Exactly, just be smug that you have it all figured out and let people go about their business.
Or you can keep judging something you know nothing about and generalizing billions of people.
> Your perception of religious people is outdated, ignorant, and generalizing. Should we not let any tradition modernize? Should all tradition and culture be discarded because it was once done differently at one point in time?
You can't simultaneously claim that it's valuable because it's a tradition but my perception of it is outdated. Either you're practicing traditional religion - in which case you need to stand by the literal meaning of your religion's teaching. Or you're practicing something new, at most loosely inspired by past religious practices - in which case your new practice should be evaluated solely on its own merits, which are limited to say the least.
> No one is trying to claim anything, they are practicing their beliefs that make them feel good.
Doing something because it makes you feel good is not an approach with a good reputation (indeed it's something religious people often vigorously oppose). If it's just a set of practices and not a factual claim, why do you care about other people pointing out that it's not factually true?
> Or you can keep judging something you know nothing about and generalizing billions of people.
Ironic to accuse me of judging or generalising while falsely and ignorantly claiming I know nothing about religion - I guess it's fine for you to judge and generalise people you know nothing about, hmm.
But yeah I'm judging you, based on your responses, not based on theism. You haven't talked to the billions you are judging and grouping together (generalizing).

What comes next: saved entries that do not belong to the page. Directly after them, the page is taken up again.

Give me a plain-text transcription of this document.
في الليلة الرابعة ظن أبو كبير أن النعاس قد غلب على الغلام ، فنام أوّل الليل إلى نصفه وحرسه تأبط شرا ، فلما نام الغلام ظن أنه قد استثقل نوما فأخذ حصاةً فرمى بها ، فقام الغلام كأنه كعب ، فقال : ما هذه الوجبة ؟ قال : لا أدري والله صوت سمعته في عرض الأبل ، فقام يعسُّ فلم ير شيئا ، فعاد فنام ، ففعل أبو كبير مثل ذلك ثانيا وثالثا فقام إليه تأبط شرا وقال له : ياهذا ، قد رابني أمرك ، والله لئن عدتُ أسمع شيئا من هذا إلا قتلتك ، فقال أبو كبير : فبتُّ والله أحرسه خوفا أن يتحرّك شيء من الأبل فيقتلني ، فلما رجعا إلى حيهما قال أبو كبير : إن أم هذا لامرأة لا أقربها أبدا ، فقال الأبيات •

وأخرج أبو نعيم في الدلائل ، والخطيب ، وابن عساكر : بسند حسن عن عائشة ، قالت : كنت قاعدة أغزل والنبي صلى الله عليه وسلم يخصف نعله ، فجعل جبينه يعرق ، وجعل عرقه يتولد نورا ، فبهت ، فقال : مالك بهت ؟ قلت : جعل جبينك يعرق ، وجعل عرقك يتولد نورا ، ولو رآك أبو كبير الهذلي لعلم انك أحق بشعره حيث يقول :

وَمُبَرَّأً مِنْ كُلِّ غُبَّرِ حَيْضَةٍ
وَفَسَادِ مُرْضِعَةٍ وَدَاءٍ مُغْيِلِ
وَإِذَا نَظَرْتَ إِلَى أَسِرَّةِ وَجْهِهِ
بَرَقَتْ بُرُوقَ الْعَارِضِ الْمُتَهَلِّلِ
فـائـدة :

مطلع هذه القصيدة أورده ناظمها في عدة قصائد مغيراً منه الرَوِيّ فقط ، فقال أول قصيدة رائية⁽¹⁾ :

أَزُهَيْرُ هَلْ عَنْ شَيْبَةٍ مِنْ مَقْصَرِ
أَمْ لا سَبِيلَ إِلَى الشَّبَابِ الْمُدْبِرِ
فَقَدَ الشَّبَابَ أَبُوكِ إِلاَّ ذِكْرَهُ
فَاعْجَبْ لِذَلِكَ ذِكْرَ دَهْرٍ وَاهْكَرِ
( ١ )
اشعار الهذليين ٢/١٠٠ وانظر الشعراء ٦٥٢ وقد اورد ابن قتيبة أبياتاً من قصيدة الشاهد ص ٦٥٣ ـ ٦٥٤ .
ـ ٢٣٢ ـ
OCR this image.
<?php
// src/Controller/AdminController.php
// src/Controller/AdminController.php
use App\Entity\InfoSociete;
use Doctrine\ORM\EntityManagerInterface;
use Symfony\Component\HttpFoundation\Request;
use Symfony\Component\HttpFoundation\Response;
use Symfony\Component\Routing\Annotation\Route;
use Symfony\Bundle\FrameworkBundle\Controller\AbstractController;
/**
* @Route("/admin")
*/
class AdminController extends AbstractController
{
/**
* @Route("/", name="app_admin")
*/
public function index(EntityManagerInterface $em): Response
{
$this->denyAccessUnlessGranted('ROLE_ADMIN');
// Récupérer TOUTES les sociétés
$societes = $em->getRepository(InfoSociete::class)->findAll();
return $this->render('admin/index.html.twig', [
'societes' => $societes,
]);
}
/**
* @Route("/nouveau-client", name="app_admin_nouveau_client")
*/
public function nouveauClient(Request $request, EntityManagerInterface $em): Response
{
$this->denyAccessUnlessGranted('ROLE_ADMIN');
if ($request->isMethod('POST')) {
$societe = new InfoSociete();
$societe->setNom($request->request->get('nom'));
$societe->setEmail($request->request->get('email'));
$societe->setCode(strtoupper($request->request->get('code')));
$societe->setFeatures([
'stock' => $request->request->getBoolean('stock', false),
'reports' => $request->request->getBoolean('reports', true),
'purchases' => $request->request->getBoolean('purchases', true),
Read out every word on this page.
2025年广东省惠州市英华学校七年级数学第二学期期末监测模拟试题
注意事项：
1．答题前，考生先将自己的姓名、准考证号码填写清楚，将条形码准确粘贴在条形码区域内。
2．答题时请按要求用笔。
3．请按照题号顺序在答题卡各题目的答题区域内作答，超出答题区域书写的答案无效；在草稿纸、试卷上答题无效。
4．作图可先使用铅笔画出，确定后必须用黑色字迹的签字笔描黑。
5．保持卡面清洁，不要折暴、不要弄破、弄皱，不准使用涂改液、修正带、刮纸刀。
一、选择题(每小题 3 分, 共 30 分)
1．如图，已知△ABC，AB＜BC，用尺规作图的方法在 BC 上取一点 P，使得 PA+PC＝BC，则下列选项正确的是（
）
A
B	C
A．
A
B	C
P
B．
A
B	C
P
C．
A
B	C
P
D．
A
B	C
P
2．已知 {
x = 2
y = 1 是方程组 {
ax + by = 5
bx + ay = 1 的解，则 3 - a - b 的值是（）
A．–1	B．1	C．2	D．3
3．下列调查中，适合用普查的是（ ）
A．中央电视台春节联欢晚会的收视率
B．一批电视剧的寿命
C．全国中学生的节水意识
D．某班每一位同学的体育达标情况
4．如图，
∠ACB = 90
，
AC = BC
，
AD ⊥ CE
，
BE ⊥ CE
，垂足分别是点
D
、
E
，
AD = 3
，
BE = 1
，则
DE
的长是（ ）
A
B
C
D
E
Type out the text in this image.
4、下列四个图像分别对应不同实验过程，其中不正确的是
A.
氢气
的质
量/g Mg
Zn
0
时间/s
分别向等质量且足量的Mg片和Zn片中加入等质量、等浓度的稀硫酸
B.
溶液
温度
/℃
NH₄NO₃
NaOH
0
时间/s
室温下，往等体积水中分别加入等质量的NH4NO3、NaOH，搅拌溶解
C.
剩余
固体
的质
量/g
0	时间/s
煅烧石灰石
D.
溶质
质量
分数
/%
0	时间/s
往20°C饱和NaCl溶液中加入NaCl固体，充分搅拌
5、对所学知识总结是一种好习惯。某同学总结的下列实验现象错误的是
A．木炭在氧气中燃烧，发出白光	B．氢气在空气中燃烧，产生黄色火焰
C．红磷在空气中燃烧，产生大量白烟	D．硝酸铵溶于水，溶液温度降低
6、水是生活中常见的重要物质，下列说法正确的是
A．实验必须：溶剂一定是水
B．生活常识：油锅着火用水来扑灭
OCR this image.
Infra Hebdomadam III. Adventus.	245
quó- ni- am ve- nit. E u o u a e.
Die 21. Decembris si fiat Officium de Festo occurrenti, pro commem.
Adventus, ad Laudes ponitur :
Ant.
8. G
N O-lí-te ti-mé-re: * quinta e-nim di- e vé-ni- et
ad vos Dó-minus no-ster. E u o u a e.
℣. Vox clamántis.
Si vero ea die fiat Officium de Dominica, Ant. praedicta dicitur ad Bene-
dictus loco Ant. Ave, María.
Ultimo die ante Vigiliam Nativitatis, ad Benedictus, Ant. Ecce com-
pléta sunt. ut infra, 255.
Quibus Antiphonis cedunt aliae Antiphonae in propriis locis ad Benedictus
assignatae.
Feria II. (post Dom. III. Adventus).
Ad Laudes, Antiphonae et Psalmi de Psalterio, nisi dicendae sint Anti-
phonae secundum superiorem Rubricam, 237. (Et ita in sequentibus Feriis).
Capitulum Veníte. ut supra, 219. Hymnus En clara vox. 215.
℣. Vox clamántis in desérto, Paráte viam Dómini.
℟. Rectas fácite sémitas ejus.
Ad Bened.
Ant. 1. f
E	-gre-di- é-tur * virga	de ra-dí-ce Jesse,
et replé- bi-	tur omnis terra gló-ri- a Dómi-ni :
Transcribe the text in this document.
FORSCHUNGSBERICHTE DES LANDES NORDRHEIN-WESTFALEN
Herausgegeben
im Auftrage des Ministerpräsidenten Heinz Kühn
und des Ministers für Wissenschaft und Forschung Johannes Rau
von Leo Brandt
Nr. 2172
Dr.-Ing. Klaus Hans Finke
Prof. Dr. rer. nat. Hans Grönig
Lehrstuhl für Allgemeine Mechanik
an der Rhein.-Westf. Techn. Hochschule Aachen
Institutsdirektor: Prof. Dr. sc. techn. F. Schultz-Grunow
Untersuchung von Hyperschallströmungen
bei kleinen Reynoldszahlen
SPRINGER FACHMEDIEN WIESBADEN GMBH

Well you never talked to me about what I do know about religion, so your assertions about me are definitely based on some faulty reasoning process; whether that's because you're generalising about atheists or because you're following some other process for making up falsehoods about me is somewhat beside the point.
Pro-tip, instead of asking for "proof" like an interrogation, ask for clarification to understand the story or viewpoint. Getting in a fight over something neither side can prove is ridiculous.
But if you want to debate what we cannot know, riddle me this, how do you know we're not in a simulation made by a higher being? Math and science is the reverse engineering of our created universe. It's more probable we were created in some way than a random occurrence.